OSHA acted to change silica exposure limits that had been in place for over 40 years and were based on research from the 1960s. OSHA estimated that currently, more than 840,000 construction workers are exposed annually to unreasonable levels of silica. The new rule sets a permissible exposure limit that exposure to airborne crystalline silica cannot exceed 50 micrograms per cubic meter of air for an average eight hour day. The new rule could impact between half a million and a million workplaces and will require employers in a broad range of industries, including construction, to put in place new procedures to reduce the possible exposure of workers to silica.
Employers also are going to have additional obligations in complying with the final rule.

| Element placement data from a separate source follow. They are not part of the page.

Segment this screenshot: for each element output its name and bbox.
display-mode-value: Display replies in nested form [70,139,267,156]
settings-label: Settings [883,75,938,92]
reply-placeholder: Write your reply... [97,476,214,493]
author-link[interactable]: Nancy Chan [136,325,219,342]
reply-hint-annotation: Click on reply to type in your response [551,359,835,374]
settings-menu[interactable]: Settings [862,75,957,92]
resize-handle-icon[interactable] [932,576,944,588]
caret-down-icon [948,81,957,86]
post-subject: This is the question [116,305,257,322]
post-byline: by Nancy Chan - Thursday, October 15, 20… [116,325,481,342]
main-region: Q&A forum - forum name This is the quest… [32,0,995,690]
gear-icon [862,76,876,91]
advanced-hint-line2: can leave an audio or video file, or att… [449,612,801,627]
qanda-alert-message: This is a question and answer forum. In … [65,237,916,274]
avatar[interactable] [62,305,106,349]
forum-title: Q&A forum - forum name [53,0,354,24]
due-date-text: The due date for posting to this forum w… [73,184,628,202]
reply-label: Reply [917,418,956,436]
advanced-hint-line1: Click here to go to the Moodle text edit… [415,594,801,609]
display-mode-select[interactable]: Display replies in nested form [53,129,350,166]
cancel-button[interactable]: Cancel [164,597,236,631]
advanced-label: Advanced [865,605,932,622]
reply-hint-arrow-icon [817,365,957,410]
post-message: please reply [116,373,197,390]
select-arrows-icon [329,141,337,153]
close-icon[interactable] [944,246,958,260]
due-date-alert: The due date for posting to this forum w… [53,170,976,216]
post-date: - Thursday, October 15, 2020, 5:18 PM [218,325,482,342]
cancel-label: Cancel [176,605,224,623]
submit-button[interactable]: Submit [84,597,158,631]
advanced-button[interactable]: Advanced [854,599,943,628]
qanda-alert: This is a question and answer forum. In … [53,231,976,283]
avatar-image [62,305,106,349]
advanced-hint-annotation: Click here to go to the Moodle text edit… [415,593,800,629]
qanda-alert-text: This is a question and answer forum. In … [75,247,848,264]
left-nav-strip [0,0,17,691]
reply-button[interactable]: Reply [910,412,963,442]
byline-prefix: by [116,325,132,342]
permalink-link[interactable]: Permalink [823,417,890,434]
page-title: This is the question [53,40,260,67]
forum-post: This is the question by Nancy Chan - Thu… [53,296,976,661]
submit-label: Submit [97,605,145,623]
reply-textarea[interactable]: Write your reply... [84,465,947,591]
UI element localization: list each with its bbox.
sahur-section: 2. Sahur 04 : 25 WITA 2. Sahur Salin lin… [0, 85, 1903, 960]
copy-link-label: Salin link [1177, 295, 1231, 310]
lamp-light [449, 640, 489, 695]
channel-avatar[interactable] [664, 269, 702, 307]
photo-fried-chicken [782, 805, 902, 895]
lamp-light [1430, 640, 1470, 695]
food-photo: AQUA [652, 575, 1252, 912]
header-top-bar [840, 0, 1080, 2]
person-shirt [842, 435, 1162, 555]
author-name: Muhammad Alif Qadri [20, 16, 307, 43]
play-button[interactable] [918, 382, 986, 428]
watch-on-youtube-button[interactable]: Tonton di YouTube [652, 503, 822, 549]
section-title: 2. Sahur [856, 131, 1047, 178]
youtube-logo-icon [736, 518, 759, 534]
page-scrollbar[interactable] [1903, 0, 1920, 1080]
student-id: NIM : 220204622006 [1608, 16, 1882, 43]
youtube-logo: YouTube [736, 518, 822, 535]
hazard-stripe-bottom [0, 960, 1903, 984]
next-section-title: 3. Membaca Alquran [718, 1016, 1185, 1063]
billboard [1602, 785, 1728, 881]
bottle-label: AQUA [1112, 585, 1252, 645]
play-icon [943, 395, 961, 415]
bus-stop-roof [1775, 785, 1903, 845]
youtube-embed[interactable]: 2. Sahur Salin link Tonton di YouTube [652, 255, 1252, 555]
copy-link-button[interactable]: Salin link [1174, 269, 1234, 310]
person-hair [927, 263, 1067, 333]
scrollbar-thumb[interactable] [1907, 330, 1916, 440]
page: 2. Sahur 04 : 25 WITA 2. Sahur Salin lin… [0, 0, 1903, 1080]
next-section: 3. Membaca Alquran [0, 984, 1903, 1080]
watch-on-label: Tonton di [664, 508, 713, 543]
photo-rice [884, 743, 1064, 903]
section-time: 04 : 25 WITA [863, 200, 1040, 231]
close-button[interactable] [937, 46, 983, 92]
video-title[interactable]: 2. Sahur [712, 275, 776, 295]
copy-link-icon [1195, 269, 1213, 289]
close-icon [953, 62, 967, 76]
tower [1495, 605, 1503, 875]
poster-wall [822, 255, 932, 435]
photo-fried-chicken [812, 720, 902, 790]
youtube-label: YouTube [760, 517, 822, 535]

For instance, they will have to implement procedures so that the silica amounts can be measured to determine if the 50 PEL limit is being hit. Companies will have to ensure that work practices exist such that silica dust is wetted down or vacuumed up before workers can breathe it in. Additionally, companies will have to develop a written exposure control plan, train workers on silica’s dangers and how to limit exposure to silica. Under certain circumstances, employers may have to offer continuing medical exams, such as chest x-rays and lung function tests, to those workers who are exposed to silica. Each company will have to have a competent person who implements the written exposure control plan. Finally, employers may also have to provide workers with respirators or limit work areas where there is a potential high exposure of silica. OSHA’s estimate is that the new rule will cost $511 million each year on the implementation cost just for the construction industry. Employers, of course, believe that the cost may be much greater than OSHA’s estimate.
Construction employers must comply with the requirements of the final rule by June 23, 2017, except for requirements for laboratory evaluation of samples, which begin on June 23, 2018. That means that only one construction season exists before implementation must occur.